Whereas, in so far as the Applicant complains of the rejection of his
petition for retrial and of his request that the Attorney-General
should lodge a plea of nullity for safeguarding the law, it is to be
observed that the Convention, under the terms of Article 1 (Art. 1),
guarantees only the rights and freedoms set forth in Section I of the
Convention; and whereas, under Article 25, paragraph (1) (Art. 25-1),
only the alleged violation of one of these rights and freedoms by a
Contracting Party can be the subject of an application presented by a
person, non-governmental organisation or group of individuals;

Whereas otherwise its examination is outside the competence of the
Commission ratione materiae; whereas the right to the above mentioned
proceedings is not as such included among the rights and freedoms
guaranteed by the Convention;  whereas in this respect the Commission
refers to its previous decisions Nos. 864/60 (X v. Austria - Collection
of Decisions Volume 9, page 17) and 1237/66 (X v.
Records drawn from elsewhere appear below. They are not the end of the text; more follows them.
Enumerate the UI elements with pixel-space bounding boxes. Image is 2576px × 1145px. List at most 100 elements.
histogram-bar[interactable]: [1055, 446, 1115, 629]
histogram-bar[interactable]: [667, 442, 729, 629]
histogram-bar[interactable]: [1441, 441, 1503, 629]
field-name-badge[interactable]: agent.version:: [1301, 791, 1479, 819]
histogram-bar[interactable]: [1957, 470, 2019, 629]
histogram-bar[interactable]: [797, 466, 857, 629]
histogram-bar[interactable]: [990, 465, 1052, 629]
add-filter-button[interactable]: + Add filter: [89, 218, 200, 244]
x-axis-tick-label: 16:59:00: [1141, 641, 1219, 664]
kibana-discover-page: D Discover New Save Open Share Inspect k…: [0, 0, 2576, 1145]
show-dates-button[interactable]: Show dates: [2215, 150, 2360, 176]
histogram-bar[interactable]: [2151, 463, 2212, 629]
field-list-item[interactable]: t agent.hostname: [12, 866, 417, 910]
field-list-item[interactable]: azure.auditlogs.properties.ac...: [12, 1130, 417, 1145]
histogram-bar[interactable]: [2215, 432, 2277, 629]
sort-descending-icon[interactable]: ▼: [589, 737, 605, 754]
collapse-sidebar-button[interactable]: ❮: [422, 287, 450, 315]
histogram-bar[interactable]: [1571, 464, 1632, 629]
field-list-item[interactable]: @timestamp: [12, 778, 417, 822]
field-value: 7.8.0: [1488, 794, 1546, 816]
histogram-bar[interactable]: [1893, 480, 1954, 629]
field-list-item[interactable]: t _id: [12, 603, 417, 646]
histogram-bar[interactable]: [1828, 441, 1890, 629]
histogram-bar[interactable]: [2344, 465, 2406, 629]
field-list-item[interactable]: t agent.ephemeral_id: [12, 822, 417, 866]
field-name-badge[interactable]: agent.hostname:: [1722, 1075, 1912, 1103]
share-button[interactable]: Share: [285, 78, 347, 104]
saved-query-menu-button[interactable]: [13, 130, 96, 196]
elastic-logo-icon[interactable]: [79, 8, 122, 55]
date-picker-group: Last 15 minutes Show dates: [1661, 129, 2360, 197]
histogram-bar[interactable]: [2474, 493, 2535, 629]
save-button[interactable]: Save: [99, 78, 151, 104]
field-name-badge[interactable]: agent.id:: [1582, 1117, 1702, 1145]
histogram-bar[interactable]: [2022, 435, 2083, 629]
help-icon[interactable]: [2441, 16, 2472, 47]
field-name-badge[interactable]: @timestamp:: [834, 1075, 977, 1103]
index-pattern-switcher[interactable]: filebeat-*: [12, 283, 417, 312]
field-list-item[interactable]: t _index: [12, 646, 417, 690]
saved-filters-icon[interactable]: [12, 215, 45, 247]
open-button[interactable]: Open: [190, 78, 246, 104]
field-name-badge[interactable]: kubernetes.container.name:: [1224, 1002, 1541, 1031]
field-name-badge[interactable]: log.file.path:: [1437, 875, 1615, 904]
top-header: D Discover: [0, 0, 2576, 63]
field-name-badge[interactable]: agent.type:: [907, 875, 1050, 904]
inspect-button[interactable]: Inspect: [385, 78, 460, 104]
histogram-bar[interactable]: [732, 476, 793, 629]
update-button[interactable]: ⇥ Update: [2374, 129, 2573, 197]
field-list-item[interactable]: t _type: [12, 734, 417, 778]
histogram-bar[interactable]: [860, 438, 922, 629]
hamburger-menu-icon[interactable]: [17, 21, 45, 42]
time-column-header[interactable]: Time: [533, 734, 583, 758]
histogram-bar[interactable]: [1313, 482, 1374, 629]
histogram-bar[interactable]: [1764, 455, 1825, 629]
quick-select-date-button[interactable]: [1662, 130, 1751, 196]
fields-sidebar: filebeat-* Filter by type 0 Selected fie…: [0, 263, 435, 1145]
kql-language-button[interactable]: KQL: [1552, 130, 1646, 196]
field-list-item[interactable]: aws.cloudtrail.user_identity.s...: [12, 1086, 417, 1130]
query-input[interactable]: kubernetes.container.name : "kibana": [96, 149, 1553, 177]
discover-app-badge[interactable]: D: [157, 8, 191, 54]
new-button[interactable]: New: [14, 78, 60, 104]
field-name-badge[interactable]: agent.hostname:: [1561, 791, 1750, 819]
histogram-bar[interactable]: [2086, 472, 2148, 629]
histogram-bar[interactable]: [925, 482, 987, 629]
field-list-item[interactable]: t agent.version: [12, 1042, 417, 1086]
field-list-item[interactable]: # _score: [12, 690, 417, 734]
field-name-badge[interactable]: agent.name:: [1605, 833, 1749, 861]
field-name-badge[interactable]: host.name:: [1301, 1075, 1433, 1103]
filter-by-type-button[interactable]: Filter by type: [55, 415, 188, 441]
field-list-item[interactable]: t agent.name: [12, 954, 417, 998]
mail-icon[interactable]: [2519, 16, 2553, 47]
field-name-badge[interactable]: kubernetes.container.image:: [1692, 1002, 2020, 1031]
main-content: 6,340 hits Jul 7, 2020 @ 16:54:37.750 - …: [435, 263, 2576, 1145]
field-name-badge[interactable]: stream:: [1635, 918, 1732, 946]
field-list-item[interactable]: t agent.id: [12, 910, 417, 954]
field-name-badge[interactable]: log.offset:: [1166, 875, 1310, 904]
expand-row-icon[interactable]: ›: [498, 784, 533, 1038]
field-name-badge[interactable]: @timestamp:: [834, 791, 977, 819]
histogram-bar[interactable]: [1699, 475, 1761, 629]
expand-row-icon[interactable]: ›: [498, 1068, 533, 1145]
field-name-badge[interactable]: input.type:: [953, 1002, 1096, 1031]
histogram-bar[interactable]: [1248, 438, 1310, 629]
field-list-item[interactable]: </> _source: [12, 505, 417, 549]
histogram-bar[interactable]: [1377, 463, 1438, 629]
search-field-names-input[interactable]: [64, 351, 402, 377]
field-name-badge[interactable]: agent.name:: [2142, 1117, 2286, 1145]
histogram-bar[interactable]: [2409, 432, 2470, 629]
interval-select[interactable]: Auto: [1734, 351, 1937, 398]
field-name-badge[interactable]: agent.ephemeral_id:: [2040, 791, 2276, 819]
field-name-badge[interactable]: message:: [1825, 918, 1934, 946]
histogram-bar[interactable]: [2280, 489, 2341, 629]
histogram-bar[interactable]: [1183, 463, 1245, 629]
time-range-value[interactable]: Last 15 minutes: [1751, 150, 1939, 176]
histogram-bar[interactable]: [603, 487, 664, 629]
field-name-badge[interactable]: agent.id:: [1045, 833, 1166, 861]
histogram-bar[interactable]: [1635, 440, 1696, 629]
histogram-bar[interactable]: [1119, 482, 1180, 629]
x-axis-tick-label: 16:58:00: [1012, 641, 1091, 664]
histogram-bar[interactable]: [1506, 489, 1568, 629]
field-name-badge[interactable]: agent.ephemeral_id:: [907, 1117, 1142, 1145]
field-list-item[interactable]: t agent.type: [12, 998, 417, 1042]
Austria - Yearbook
V, page 96) as regards petitions for retrial, and Nos. 2123/64 and
2301/64 as regards requests that the Attorney-General should lodge a
plea of nullity for safeguarding the law;  whereas it follows that this
part of the Application is incompatible with the provisions of the
Convention within the meaning of Article 27, paragraph (2) (Art. 27-2),
of the Convention;

Whereas, in so far as the Applicant complains of the hardship caused
to his wife and children as a result of his detention, the Commission
had regard to Article 8, paragraph (1) (Art. 8-1), of the Convention
which guarantees to everyone the right to respect for his private and
family life; whereas the separation of a prisoner from his family and
the hardship resulting from it are inherent consequences of the
execution of a sentence; whereas therefore an examination of this
complaint does not disclose any appearance of a violation of the rights
and freedoms set forth in the Convention and in particular in Article
8, paragraph (1) (Art. 8-1); whereas it follows that this part of the
Application is manifestly ill-founded within the meaning of Article 27,
paragraph (2) (Art. 27-2), of the Convention.

Now therefore the Commission declares this Application INADMISSIBLE.